Editor's Note: The FDA approved an intranasal formulation of naloxone (Narcan) in November, 2015.

Jacqueline Pratt Cleary, PharmD.
Jeffrey Fudin, PharmD
Samuel Stratton, VA Medical Center
Albany, New York
Drs. Fudin and Cleary disclosed that their involvement with this article was not prepared as part of their official government duties.

Tolerance to Opioids

Practical Pain Management and Dr. Tennant, thank you for your article on Legacy Pain Patients, which detailed your clinical experience of patients safely consuming opioid medications for 30 years with stable dosing.4

Your clinical experience of absence of tolerance to opioid pain relieving properties is buttressed by 2-year studies,5,6 3-year studies,7-9 a 10-year study with “opioid dose escalation in only a few patients,”10 and your invaluable published study.

Some patients truly require a high-dose regimen that is commensurate with agonizing pathology, but fabrications of tolerance seems to have been a tool by which abusers achieved high dosing. Certainly over the past decade, too many clinicians prescribed opioids without proper study and patient pre-selection with monitoring, causing the predictable slingshot repercussions that all compassionate, careful, studious clinicians must now correct.

Pain management has regressed to an era where previously hard working, chronic pain patients are facing needless suffering from opioid phobia.
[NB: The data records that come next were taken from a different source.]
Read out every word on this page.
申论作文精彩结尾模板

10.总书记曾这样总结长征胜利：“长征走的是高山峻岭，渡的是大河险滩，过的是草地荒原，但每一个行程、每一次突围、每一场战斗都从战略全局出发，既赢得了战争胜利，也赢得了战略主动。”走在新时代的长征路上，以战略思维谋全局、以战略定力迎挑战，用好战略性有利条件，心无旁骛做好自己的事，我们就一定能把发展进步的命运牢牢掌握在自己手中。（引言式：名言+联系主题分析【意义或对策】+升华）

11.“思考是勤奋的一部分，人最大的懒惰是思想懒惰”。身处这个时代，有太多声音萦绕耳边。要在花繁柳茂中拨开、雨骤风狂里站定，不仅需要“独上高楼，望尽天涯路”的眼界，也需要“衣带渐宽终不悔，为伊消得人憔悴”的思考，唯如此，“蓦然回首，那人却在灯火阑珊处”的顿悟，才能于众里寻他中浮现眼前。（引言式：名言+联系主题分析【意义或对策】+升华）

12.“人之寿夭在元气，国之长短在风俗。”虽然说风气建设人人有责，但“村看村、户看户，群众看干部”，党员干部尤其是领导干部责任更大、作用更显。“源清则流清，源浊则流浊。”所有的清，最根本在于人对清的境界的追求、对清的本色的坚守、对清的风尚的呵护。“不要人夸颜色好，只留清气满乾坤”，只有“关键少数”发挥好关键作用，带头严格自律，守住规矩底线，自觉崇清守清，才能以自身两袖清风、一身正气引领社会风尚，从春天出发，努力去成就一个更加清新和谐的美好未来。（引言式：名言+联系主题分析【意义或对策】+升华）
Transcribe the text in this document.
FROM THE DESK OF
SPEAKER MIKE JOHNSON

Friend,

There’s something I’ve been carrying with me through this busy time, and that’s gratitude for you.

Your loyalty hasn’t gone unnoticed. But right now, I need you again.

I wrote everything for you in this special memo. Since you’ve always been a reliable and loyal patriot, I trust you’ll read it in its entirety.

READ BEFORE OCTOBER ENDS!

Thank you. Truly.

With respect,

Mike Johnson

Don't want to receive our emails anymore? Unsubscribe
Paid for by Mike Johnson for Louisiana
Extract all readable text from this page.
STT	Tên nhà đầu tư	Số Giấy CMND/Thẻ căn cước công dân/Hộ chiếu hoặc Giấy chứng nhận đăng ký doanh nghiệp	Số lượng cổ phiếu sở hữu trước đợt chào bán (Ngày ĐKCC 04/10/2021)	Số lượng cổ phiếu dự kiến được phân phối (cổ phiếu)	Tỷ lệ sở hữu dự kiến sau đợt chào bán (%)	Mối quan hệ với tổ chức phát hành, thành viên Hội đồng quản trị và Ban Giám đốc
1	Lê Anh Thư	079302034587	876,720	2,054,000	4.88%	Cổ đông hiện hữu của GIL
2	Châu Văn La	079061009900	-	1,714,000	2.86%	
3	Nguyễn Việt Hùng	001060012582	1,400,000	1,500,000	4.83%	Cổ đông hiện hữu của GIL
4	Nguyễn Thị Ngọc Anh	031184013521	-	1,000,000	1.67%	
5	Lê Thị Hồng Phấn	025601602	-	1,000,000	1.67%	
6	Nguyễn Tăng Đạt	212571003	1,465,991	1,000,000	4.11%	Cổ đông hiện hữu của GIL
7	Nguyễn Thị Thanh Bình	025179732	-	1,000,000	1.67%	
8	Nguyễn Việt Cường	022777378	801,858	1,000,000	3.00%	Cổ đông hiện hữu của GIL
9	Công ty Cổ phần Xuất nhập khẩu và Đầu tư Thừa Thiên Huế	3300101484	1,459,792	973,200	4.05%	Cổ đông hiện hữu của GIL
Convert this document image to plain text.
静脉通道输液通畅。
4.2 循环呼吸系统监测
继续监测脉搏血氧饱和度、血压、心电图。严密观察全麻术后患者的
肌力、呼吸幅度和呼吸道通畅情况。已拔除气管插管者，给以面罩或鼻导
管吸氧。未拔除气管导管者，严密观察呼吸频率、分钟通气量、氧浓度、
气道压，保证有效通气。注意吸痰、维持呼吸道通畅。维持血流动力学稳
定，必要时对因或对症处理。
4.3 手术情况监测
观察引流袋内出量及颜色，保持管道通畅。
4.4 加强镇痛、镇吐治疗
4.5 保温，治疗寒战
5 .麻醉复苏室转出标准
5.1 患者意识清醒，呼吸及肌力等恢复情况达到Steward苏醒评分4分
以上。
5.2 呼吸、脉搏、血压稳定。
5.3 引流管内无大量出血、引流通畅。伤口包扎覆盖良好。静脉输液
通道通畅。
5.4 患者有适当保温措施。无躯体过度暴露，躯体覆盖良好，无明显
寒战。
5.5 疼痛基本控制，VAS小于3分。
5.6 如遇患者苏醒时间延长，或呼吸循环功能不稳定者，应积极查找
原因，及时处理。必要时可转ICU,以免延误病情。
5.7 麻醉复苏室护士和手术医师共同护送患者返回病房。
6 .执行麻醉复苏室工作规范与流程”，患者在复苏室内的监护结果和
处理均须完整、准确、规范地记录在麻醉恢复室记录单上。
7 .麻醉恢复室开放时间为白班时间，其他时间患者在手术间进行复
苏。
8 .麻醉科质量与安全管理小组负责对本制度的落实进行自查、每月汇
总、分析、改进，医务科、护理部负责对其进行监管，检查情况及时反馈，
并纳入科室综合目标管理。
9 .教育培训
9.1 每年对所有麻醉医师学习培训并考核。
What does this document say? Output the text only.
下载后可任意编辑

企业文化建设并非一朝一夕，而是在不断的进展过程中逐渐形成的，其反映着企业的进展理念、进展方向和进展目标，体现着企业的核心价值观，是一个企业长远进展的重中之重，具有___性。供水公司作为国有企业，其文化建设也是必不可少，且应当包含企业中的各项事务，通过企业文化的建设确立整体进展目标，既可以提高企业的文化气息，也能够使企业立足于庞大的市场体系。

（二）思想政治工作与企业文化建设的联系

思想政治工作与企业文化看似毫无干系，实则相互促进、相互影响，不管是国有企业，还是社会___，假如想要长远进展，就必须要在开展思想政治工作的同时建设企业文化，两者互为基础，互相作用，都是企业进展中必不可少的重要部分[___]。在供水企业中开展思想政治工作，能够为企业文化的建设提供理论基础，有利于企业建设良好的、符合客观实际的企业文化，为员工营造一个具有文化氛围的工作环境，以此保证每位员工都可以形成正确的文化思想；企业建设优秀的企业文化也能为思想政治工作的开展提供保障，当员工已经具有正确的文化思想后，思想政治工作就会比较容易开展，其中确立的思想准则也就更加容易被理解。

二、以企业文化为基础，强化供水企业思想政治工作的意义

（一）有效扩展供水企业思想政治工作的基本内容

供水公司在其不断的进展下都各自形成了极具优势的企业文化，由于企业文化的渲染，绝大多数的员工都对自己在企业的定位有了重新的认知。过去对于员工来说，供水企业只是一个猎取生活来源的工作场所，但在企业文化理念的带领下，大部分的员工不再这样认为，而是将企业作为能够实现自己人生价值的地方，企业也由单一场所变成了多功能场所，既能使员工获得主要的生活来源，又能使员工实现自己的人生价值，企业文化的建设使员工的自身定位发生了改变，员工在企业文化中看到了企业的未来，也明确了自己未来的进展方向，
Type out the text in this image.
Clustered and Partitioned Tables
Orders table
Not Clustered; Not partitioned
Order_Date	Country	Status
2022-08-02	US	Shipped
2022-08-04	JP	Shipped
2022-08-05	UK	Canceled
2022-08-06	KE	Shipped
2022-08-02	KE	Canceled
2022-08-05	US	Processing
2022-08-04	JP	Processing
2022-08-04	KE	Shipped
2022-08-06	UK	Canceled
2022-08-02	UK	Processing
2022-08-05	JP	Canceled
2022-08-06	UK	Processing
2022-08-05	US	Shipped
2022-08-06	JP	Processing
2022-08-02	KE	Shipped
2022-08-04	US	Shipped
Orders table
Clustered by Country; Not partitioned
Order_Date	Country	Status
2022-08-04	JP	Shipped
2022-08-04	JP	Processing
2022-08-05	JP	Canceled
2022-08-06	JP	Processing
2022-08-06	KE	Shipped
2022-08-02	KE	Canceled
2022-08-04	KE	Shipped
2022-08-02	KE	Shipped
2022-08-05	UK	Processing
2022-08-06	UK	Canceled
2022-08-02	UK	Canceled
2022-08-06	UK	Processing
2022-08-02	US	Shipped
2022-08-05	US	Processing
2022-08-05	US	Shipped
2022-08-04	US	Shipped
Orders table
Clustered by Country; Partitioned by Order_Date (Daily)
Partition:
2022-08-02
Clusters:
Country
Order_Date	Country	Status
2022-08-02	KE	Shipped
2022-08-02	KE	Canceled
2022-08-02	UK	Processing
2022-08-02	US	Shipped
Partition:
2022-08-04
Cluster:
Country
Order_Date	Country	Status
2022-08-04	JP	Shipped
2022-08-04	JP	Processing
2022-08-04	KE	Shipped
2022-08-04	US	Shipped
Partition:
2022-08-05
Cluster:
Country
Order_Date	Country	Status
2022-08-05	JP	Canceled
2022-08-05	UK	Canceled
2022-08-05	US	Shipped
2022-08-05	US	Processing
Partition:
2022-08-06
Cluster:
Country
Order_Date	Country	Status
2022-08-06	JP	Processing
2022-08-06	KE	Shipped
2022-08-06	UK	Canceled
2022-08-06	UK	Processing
In some cases, this has led to dangerous excessive consumption of nonsteroidal anti-inflammatory drugs (NSAIDs), acetaminophen, and ethanol, as well as functional regression and less contribution to society.

However, when viewed as an opportunity, that which doesn’t kill you makes you stronger.

The repercussions of the excessive prescribing era, hopefully, will result the creation of a nationwide Prescription Drug Monitoring Program. Such a program could help identify poor prescribers, who are averse to abuse-resistant opioid prescribing as well as the vast numbers of sub optimally trained prescribers.